… Heiligabend wollte Adam Leichtfuß abermals die Stunden zwischen Nacht und Tag im Blauen Licht verbringen. Als er die Tür öffnete, waren zwei Musiker gerade dabei ihre Gitarrensaiten zu stimmen. Gleich würden sie ein bluesiges Hauskonzert geben, als leidenschaftliches Geschenk an die eingeschworene Gemeinschaft. Sie waren alle da, wie immer, nur etwas wohlgenährter. Die meisten Gäste hatten den frühen Abend mit ihren zerbröselten Familien verbracht. Jetzt begann der private Teil ihres Weihnachtsfestes. Eingetaucht in dieses unschlagbar warme Kerzenlicht der Wirtschaft. Dieser milde Schein, der alles schönte. Jede Falte erschien sanfter und jeder Lebenskummer auch. Frauen waren hier gleichermaßen auf der Jagd wie Männer, aber Adam mochte keinen speziellen Apfel kosten, er liebte sie alle, nur meistens platonisch. So konnte er jede mit seinen lächelnden Augen verführen und sie in kluge Gespräche verwickeln: Wie schwarz ist das Dunkel des Vergessens? Solche Fragen machten jedes zarte Wesen stumm und er, Adam, konnte plaudern und fabulieren bis ins Morgengrauen. Er nannte es für sich nur – sprechen üben, aber es war viel mehr als das. In dem Korrektor erwachte ein verschollener Poet mit lautem Fernweh. Der Winter verging. Eines Tages hatte Adam Leichtfuß etwas Geld zusammen, um sich aufzumachen in die Weiten der Welt. Der stille Schreibtischheld riss seine tiefe Wurzel aus der Zeit und machte sich auf einen unbestimmten Weg.
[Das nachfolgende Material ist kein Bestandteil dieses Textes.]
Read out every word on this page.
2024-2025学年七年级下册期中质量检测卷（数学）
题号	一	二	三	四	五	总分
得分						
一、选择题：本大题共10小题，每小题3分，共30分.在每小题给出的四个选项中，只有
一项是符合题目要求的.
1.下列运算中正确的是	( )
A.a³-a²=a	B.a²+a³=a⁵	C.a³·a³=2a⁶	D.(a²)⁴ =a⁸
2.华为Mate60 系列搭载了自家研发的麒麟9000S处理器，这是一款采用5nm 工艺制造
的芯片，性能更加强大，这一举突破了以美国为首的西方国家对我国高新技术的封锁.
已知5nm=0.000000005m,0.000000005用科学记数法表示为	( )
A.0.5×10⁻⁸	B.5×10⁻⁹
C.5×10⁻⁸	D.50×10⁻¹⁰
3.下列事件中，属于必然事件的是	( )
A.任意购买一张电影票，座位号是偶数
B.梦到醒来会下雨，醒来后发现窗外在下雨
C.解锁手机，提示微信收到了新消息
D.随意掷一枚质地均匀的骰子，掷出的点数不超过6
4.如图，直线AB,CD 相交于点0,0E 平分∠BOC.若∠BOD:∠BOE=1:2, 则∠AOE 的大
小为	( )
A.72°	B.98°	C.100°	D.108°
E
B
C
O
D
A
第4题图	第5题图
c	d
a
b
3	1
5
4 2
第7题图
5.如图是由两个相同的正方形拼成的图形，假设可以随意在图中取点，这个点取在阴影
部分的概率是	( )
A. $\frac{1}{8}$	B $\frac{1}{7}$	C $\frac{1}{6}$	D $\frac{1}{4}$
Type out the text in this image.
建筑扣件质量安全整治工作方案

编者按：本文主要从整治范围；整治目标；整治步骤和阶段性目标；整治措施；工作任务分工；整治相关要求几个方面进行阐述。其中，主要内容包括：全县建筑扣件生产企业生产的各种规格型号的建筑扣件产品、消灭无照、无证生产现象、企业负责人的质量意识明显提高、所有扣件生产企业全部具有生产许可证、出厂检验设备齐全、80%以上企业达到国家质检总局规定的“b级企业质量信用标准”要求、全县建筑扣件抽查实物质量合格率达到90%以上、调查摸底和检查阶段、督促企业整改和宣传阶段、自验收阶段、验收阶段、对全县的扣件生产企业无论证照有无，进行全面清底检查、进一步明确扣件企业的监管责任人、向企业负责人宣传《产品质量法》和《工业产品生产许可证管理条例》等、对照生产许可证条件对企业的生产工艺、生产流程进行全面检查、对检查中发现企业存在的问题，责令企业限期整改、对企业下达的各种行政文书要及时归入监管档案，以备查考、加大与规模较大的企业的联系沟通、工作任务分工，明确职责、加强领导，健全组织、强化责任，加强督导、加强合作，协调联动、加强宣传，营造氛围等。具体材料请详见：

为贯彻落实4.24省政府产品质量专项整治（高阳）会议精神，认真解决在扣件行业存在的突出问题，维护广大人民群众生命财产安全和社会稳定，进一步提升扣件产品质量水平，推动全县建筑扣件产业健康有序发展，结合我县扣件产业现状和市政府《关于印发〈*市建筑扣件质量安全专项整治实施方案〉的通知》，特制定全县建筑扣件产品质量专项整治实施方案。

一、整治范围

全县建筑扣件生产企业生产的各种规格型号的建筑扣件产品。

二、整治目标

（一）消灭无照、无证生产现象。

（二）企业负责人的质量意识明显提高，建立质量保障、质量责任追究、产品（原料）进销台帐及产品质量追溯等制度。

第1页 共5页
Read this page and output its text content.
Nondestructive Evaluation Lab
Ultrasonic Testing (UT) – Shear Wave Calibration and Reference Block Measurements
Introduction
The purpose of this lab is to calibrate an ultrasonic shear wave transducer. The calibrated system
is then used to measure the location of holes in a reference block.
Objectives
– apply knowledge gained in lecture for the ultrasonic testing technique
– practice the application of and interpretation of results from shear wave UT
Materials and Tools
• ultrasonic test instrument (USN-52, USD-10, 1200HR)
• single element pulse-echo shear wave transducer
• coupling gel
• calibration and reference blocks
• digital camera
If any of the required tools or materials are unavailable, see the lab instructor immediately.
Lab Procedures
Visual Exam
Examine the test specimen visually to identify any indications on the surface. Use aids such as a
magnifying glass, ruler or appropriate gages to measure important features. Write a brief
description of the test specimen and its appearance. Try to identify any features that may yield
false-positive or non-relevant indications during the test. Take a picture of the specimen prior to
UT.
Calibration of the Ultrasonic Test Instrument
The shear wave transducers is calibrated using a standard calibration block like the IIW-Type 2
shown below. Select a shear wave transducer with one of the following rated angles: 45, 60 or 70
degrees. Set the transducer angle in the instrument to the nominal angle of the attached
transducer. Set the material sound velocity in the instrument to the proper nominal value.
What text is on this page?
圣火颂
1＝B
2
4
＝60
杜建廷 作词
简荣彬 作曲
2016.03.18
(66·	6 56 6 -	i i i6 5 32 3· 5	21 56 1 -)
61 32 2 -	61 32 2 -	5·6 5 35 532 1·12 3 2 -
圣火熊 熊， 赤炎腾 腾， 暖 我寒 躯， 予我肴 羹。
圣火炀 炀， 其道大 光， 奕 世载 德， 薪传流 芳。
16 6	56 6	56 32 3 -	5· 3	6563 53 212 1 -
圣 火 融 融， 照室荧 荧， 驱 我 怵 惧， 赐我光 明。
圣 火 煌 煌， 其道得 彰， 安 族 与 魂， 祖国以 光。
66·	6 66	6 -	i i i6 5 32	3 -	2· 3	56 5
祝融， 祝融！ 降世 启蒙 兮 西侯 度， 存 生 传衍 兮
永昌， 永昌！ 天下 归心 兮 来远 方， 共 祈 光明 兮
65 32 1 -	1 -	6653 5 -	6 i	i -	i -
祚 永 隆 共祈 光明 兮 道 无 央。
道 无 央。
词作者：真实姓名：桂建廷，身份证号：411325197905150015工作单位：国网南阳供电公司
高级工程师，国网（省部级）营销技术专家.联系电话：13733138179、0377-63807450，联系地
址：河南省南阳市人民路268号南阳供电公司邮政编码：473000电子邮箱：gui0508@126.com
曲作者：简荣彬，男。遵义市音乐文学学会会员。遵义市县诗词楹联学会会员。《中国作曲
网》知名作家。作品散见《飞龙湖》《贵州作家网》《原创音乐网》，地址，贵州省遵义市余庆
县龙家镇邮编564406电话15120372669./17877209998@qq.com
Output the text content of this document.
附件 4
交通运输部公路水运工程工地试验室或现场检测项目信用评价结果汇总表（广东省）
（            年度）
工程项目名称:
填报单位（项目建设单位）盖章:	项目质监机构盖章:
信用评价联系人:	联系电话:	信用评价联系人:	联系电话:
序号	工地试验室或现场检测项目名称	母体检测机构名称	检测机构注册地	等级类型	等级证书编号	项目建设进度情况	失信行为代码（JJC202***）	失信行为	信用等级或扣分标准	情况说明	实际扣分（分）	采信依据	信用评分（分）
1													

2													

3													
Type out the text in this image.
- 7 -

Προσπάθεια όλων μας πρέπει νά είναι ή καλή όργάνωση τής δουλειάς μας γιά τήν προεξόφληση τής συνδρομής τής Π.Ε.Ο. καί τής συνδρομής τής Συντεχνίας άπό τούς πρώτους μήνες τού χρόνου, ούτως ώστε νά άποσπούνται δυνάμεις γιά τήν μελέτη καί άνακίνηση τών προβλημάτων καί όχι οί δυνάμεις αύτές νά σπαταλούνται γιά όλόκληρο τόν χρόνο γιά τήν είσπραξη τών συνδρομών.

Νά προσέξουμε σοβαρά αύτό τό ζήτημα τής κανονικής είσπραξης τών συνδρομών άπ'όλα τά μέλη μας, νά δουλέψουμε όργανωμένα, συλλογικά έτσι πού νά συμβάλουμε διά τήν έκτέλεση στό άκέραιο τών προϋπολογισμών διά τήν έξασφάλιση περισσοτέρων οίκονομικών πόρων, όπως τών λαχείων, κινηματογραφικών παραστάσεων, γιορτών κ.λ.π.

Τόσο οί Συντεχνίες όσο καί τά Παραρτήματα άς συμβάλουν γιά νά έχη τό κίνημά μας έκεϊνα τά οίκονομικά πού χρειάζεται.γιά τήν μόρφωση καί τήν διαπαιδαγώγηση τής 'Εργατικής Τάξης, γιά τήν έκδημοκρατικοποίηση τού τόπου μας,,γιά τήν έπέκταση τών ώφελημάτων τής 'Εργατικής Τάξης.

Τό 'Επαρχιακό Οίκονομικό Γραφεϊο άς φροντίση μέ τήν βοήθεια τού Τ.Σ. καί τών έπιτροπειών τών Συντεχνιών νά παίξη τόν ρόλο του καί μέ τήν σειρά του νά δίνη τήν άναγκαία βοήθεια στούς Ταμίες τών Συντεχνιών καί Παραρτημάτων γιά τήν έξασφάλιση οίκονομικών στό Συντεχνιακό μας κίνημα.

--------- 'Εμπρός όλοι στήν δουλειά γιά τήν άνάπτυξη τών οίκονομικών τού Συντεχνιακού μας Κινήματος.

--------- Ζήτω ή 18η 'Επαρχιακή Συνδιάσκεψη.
Öffentliches Arbeiten an einer Kurzgeschichte: Der Abschnitt 2:
… Leichtfuß wiederholte seinen geborgten Spruch und der Sambuca-Mann nickte wissend. Charles Bukowski kannte er nicht, aber er war schon alle Tode gestorben, die ein Artist sterben kann. Seit dem Letzten lebte nur noch in den Tag, was ihm ganz gut bekam. Den Sambuca trank Theo Rein nur gegen den Schmerz in all seinen schlecht verheilten Frakturen. Die beiden Männer sprachen über die Finsternis der Zeit, über die Illusionen des Lebens und was aus jenen geworden ist. Adam Leichtfuß genoss dieses ungeschützte Gespräch und fühlte sich angenommen. So einen wohligen Zustand hatte er lange nicht mehr erfahren. Gegen 23 Uhr wurde es immer voller in dem rauchigen Quartier. Die Leute standen in drei Reihen vor dem Tresen, tranken, gestikulierten, diskutierten und feierten sich selbst. Es war höllisch laut und sehr bald stand ein Streifenwagen vor der Tür. Der Wirt drehte die Musik leiser, er kannte die beiden Uniformierten und nahm die x-ste Anzeige wegen Ruhestörung gelassen entgegen. Geschäftsrisiko. Umso später es wurde, desto seltsamer waren die Gestalten, die das Dunkel vor der Tür hier hineinfegte, schillernd wie ein Regenbogen und jeder Einzelne bekam seinen Auftritt für Minuten in der Nacht. Der rockende Dichter, der raue Dokfilmer, der desaströse Koch, ein Bücher-Messi mit Grammophon, der verbittere Synchronsprecher, der Klezmersänger und diverse kunstseidene Sternchen. Für Adam Leichtfuß wurde es jetzt ein wenig zu grell. Doch als er ging war klar, er würde wiederkommen, auf ein gutes Gespräch mit dem arbeitslosen Artisten oder mit einem der anderen Bohémiens. Bald schon klopfte er im Hinterzimmer mit Stammgästen regelmäßig Skat. Niemand regte sich darüber auf, wenn der Korrektor, selbst bei einem Grand mit Vieren auf der Hand, schlagartig einschlief. Schließlich wussten alle, er hat diese merkwürdige Krankheit, eine Art Schlafsucht, die ihn immer mal aus der Wirklichkeit knipste…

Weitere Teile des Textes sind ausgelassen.